During my years as a hospice chaplain, it was easy to feel the fool while in the midst of interdisciplinary team meetings as doctors and clinicians spouted out acronyms and alphabet soups and medicinal side effects like living medical dictionaries. The smart chaplains learned what the major medications were called and what impacts they had on patients – or they learned to feign indifference. But, it was overwhelming, nonetheless, as there seemed to be an expectation that chaplains should understand medicine like doctors understand spirituality – not that doctors necessarily do, but some believe spirituality isn’t as hard to grasp or understand.

There is little difference for the professional sports chaplain – although ‘professional’ may be misleading as it tends to condition the type of sport, and not the type of chaplain. For the sports chaplain there is a lot of waiting – waiting for a training session to be finish, waiting for a player to complete a treatment, waiting for a game or match to begin, waiting for a season to start anew, and more.
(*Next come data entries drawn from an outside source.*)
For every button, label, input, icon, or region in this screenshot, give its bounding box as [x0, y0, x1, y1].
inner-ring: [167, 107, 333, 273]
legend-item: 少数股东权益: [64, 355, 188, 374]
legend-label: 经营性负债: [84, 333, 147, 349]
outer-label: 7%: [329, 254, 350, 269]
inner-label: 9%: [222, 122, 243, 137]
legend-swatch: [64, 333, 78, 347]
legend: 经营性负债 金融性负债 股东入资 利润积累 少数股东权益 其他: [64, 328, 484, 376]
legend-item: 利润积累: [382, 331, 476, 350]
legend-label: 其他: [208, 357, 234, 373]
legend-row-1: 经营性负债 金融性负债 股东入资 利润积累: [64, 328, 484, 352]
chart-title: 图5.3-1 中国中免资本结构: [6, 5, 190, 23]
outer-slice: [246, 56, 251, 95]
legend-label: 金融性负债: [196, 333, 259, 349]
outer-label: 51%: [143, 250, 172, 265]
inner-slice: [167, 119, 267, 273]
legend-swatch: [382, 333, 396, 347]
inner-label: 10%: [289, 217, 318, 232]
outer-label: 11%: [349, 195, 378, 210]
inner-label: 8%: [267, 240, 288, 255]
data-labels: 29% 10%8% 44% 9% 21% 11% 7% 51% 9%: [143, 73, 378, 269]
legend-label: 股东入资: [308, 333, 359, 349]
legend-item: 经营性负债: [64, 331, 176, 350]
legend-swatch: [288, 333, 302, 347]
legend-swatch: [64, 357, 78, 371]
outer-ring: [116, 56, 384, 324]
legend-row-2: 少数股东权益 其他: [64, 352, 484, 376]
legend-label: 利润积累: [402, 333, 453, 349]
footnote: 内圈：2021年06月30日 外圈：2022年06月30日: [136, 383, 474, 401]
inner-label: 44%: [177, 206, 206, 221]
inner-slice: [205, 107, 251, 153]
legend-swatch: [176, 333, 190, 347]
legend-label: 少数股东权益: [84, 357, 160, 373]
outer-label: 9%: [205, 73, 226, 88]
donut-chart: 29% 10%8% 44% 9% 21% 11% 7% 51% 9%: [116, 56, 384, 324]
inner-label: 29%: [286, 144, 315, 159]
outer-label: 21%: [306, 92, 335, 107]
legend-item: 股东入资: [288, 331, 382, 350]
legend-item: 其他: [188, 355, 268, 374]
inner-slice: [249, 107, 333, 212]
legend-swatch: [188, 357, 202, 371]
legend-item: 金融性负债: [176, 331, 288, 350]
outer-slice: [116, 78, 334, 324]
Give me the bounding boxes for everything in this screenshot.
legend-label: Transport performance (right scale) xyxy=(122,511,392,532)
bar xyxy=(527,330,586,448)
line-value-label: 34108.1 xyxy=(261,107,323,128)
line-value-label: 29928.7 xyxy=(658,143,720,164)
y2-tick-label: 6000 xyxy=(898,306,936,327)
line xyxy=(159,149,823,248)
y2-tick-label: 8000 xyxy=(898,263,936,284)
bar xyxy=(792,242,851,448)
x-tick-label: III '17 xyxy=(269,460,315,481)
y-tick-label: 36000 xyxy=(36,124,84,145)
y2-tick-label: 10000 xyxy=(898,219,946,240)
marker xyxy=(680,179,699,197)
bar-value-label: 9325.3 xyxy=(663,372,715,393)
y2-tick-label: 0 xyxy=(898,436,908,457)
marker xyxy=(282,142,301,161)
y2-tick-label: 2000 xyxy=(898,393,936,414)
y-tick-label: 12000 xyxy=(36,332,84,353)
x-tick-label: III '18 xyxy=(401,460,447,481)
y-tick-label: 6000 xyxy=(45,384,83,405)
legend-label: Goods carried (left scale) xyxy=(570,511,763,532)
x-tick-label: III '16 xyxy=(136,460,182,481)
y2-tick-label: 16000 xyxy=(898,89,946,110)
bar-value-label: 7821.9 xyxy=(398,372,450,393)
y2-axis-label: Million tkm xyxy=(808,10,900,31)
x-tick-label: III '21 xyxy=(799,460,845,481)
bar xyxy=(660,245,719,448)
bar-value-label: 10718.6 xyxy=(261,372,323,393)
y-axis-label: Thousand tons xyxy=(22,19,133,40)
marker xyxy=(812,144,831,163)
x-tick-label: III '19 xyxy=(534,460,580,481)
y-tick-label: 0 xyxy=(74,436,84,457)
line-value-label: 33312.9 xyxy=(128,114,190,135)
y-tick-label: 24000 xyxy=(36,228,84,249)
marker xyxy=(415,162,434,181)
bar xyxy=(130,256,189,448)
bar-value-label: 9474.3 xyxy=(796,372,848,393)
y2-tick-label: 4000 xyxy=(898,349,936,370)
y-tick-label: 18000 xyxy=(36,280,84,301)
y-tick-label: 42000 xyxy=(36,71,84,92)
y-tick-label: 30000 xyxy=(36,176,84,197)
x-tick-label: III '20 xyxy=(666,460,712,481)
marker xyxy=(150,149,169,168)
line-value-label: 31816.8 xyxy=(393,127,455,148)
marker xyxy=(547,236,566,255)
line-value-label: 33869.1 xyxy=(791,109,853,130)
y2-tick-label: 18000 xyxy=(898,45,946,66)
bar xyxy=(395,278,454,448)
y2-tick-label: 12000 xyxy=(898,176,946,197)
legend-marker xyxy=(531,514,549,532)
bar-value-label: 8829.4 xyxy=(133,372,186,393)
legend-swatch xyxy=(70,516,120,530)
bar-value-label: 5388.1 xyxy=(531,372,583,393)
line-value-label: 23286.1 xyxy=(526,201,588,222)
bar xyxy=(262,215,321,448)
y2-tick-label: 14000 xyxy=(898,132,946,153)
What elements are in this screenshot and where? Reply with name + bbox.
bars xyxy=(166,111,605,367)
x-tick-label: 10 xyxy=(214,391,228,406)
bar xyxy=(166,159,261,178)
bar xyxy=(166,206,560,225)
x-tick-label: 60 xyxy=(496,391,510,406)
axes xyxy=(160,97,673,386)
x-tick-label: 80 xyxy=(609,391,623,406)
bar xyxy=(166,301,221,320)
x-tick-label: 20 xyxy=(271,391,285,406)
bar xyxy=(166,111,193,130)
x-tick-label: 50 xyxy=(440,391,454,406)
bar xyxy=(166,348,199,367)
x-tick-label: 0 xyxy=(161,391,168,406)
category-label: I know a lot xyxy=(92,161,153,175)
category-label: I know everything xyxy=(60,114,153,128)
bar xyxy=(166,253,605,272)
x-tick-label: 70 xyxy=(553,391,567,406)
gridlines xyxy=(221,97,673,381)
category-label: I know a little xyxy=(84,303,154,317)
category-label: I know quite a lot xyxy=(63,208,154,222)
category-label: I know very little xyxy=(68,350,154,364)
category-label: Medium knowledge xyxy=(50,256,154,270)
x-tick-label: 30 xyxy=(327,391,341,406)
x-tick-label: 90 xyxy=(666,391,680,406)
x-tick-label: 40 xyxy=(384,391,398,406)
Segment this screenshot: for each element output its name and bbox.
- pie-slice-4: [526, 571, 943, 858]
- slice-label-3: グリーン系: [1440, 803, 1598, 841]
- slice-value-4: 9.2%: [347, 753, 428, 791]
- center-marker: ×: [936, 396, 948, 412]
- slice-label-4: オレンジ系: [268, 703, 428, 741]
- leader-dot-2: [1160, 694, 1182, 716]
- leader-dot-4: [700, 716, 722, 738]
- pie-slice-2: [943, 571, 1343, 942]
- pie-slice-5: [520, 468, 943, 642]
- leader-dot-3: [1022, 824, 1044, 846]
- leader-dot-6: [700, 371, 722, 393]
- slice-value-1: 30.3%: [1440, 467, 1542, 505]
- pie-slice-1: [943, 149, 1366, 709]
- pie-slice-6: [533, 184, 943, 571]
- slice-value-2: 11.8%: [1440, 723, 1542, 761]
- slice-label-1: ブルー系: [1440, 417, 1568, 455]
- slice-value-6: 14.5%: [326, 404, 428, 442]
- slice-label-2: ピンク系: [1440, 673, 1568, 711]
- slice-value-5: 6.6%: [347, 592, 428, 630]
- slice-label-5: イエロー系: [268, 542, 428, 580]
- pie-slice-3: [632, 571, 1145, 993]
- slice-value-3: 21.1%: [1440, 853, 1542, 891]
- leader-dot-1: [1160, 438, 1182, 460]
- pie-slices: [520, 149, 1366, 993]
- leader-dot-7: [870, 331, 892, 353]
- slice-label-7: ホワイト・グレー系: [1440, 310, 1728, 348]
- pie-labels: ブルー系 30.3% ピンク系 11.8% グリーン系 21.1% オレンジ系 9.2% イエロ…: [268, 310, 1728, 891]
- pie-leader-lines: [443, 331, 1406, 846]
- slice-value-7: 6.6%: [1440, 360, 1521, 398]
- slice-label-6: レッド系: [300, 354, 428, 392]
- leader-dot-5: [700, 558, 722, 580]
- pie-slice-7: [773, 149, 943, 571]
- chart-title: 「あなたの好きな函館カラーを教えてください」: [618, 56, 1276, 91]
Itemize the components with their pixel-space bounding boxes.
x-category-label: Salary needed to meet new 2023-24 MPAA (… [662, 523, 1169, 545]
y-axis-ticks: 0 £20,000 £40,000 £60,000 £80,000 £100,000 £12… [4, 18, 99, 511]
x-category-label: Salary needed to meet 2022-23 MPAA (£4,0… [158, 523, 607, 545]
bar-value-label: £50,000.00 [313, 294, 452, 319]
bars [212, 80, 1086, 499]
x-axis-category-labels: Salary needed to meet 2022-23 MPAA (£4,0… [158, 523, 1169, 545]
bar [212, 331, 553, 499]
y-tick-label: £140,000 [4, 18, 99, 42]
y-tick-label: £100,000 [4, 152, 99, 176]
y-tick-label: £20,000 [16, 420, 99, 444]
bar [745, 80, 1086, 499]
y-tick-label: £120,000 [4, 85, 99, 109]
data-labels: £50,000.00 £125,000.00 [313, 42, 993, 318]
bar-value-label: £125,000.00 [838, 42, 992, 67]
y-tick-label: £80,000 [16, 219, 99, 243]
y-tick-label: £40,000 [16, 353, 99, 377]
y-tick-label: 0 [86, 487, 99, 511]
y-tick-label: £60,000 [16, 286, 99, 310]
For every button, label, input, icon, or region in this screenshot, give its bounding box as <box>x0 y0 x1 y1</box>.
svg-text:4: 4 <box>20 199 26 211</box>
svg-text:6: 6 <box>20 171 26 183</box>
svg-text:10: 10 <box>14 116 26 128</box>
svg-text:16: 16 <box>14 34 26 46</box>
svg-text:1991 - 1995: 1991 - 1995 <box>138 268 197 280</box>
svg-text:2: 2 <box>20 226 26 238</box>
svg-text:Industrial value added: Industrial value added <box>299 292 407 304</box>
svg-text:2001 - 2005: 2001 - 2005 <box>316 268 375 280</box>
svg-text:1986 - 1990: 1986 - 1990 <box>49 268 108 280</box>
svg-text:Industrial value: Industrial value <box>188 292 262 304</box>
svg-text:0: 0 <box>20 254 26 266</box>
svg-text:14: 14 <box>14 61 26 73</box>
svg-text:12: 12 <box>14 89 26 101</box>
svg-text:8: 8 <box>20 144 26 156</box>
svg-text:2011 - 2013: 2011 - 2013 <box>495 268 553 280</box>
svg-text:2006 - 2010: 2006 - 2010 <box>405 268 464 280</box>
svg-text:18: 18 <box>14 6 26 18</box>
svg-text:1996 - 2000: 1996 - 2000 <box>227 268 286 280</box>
It’s during these times when a chaplain, if not extremely careful and intentional, can feel the fool.

“What am I doing here?” “This is such a waste of time.” “Am I making a difference at all?”  “Does anybody, except me, care?”

The difficult truth maybe is in the answer to that last question – “No, nobody cares … save One.”

But that is why we are here – we are here because God cares. And He calls chaplains (really all of us) to be fools for it; to be fools that care about, fools that love, fools that serve others. Happy April Fool’s Day.